There’s nothing to see in this picture except lots of mowed green grass and vast open space between the road where I’m standing and the river in the far background. That’s the whole point; this was once a sand and gravel mine owned by Dolese. Now OKC owns it along with my long often-muddy trail along the river. The initial clean up is finished. Vast piles of sand and gravel are gone, along with the huge machines that moved and processed all of it. From what I have been told, this will all become recreational space, though I’m sure the City will likely use it for some kind of storage, as well. Things change.
I rode the Midwest Boulevard-Wilshire-Katy Trail loop today. The hills along Wilshire are a brutal workout; I lost count, but had to shift down into A-3 multiple times. The hills end at Kelly Avenue, featured in this second image. Take a good look at it.
This is a very old street being rebuilt in order to widen it into four lanes. I’m standing on a concrete driveway apron. In the immediate foreground you can see the new lanes on the eastern side. In the middle ground is a concrete road bed which previously was covered in bricks. Those are now piled in the background on top of the temporary asphalt laid while the near lanes were put into place.
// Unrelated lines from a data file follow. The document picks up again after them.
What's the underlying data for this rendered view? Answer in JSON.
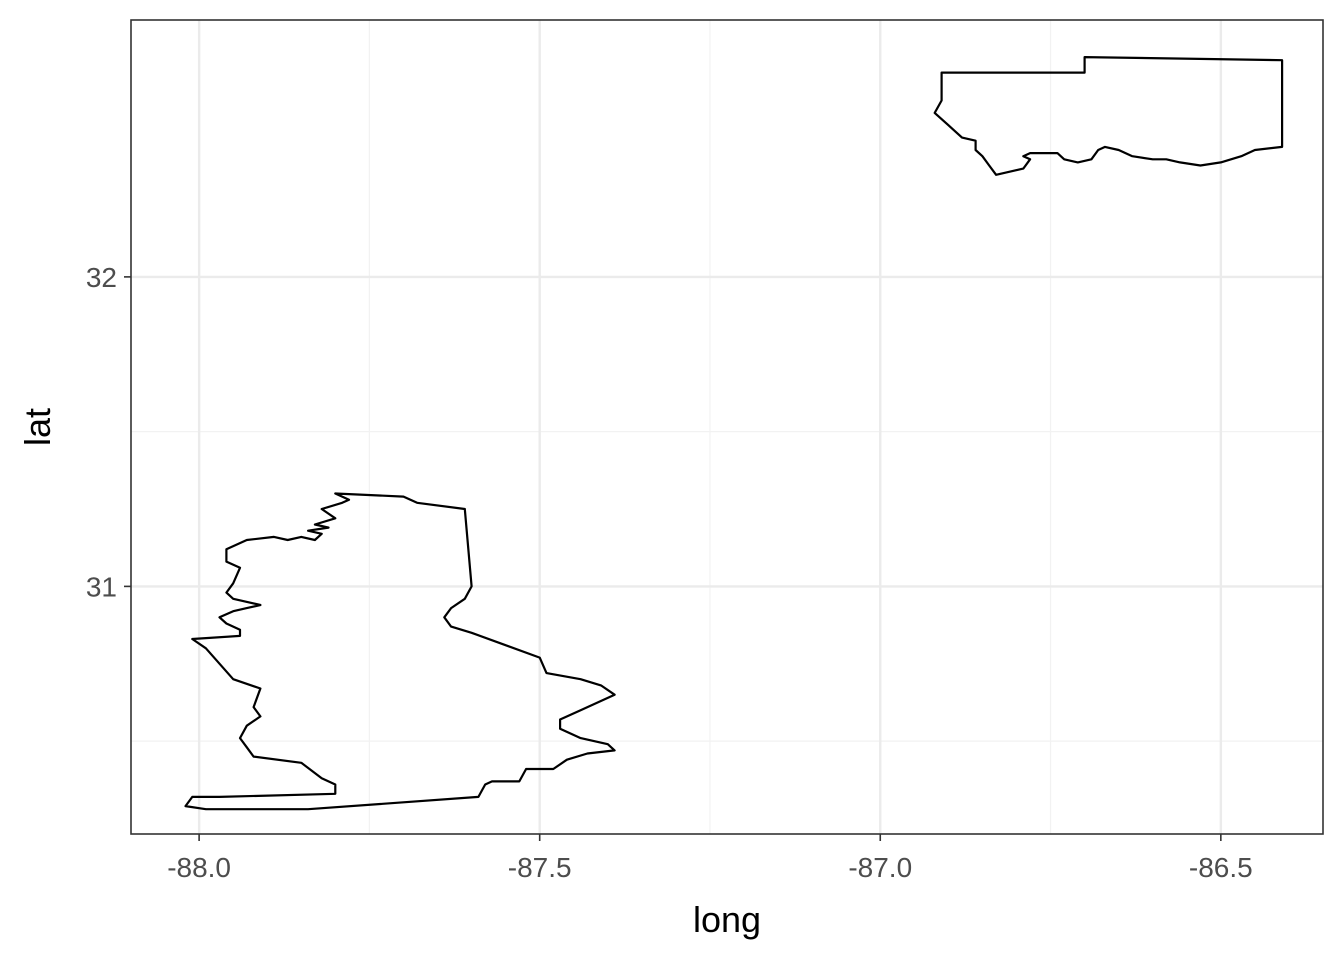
{
  "chart_data": {
    "type": "map",
    "xlabel": "long",
    "ylabel": "lat",
    "xlim": [
      -88.1,
      -86.35
    ],
    "ylim": [
      30.2,
      32.83
    ],
    "x_ticks": [
      {
        "value": -88.0,
        "label": "-88.0"
      },
      {
        "value": -87.5,
        "label": "-87.5"
      },
      {
        "value": -87.0,
        "label": "-87.0"
      },
      {
        "value": -86.5,
        "label": "-86.5"
      }
    ],
    "y_ticks": [
      {
        "value": 31,
        "label": "31"
      },
      {
        "value": 32,
        "label": "32"
      }
    ],
    "x_minor": [
      -87.75,
      -87.25,
      -86.75
    ],
    "y_minor": [
      30.5,
      31.5
    ],
    "grid": true,
    "colors": {
      "outline": "#000000",
      "major_grid": "#ebebeb",
      "minor_grid": "#f2f2f2",
      "panel_border": "#333333"
    },
    "polygons": [
      {
        "points": [
          [
            -87.8,
            31.3
          ],
          [
            -87.7,
            31.29
          ],
          [
            -87.68,
            31.27
          ],
          [
            -87.61,
            31.25
          ],
          [
            -87.6,
            31.0
          ],
          [
            -87.61,
            30.96
          ],
          [
            -87.63,
            30.93
          ],
          [
            -87.64,
            30.9
          ],
          [
            -87.63,
            30.87
          ],
          [
            -87.6,
            30.85
          ],
          [
            -87.55,
            30.81
          ],
          [
            -87.5,
            30.77
          ],
          [
            -87.49,
            30.72
          ],
          [
            -87.44,
            30.7
          ],
          [
            -87.41,
            30.68
          ],
          [
            -87.39,
            30.65
          ],
          [
            -87.44,
            30.6
          ],
          [
            -87.47,
            30.57
          ],
          [
            -87.47,
            30.54
          ],
          [
            -87.44,
            30.51
          ],
          [
            -87.4,
            30.49
          ],
          [
            -87.39,
            30.47
          ],
          [
            -87.43,
            30.46
          ],
          [
            -87.46,
            30.44
          ],
          [
            -87.48,
            30.41
          ],
          [
            -87.52,
            30.41
          ],
          [
            -87.53,
            30.37
          ],
          [
            -87.57,
            30.37
          ],
          [
            -87.58,
            30.36
          ],
          [
            -87.59,
            30.32
          ],
          [
            -87.84,
            30.28
          ],
          [
            -87.88,
            30.28
          ],
          [
            -87.99,
            30.28
          ],
          [
            -88.02,
            30.29
          ],
          [
            -88.01,
            30.32
          ],
          [
            -87.97,
            30.32
          ],
          [
            -87.8,
            30.33
          ],
          [
            -87.8,
            30.36
          ],
          [
            -87.82,
            30.38
          ],
          [
            -87.85,
            30.43
          ],
          [
            -87.92,
            30.45
          ],
          [
            -87.93,
            30.48
          ],
          [
            -87.94,
            30.51
          ],
          [
            -87.93,
            30.55
          ],
          [
            -87.91,
            30.58
          ],
          [
            -87.92,
            30.61
          ],
          [
            -87.91,
            30.67
          ],
          [
            -87.95,
            30.7
          ],
          [
            -87.99,
            30.8
          ],
          [
            -88.01,
            30.83
          ],
          [
            -87.94,
            30.84
          ],
          [
            -87.94,
            30.86
          ],
          [
            -87.96,
            30.88
          ],
          [
            -87.97,
            30.9
          ],
          [
            -87.95,
            30.92
          ],
          [
            -87.93,
            30.93
          ],
          [
            -87.91,
            30.94
          ],
          [
            -87.95,
            30.96
          ],
          [
            -87.96,
            30.98
          ],
          [
            -87.95,
            31.01
          ],
          [
            -87.94,
            31.06
          ],
          [
            -87.96,
            31.08
          ],
          [
            -87.96,
            31.12
          ],
          [
            -87.93,
            31.15
          ],
          [
            -87.89,
            31.16
          ],
          [
            -87.87,
            31.15
          ],
          [
            -87.85,
            31.16
          ],
          [
            -87.83,
            31.15
          ],
          [
            -87.82,
            31.17
          ],
          [
            -87.84,
            31.18
          ],
          [
            -87.81,
            31.19
          ],
          [
            -87.83,
            31.2
          ],
          [
            -87.8,
            31.22
          ],
          [
            -87.82,
            31.25
          ],
          [
            -87.79,
            31.27
          ],
          [
            -87.78,
            31.28
          ],
          [
            -87.8,
            31.3
          ]
        ]
      },
      {
        "points": [
          [
            -86.91,
            32.66
          ],
          [
            -86.7,
            32.66
          ],
          [
            -86.7,
            32.71
          ],
          [
            -86.41,
            32.7
          ],
          [
            -86.41,
            32.42
          ],
          [
            -86.45,
            32.41
          ],
          [
            -86.47,
            32.39
          ],
          [
            -86.5,
            32.37
          ],
          [
            -86.53,
            32.36
          ],
          [
            -86.56,
            32.37
          ],
          [
            -86.58,
            32.38
          ],
          [
            -86.6,
            32.38
          ],
          [
            -86.63,
            32.39
          ],
          [
            -86.65,
            32.41
          ],
          [
            -86.67,
            32.42
          ],
          [
            -86.68,
            32.41
          ],
          [
            -86.69,
            32.38
          ],
          [
            -86.71,
            32.37
          ],
          [
            -86.73,
            32.38
          ],
          [
            -86.74,
            32.4
          ],
          [
            -86.76,
            32.4
          ],
          [
            -86.78,
            32.4
          ],
          [
            -86.79,
            32.39
          ],
          [
            -86.78,
            32.38
          ],
          [
            -86.79,
            32.35
          ],
          [
            -86.81,
            32.34
          ],
          [
            -86.83,
            32.33
          ],
          [
            -86.84,
            32.36
          ],
          [
            -86.85,
            32.39
          ],
          [
            -86.86,
            32.41
          ],
          [
            -86.86,
            32.44
          ],
          [
            -86.88,
            32.45
          ],
          [
            -86.9,
            32.49
          ],
          [
            -86.92,
            32.53
          ],
          [
            -86.91,
            32.57
          ],
          [
            -86.91,
            32.66
          ]
        ]
      }
    ]
  }
}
The bricks were hidden under one or more old layers of asphalt. The brickwork is very old, but not quite ancient in terms of OKC history. Ancient bricks would not have had a concrete layer underneath. This was something intended as decoration, with specially made bricks. The ancient brick streets were made from common sized bricks planted directly into gravel and dirt. There’s very little of that left in Oklahoma. But what we see here is still very old brickwork.
There wasn’t much else that caught my eye today, but I keep carrying my newer camera on these long rides just in case.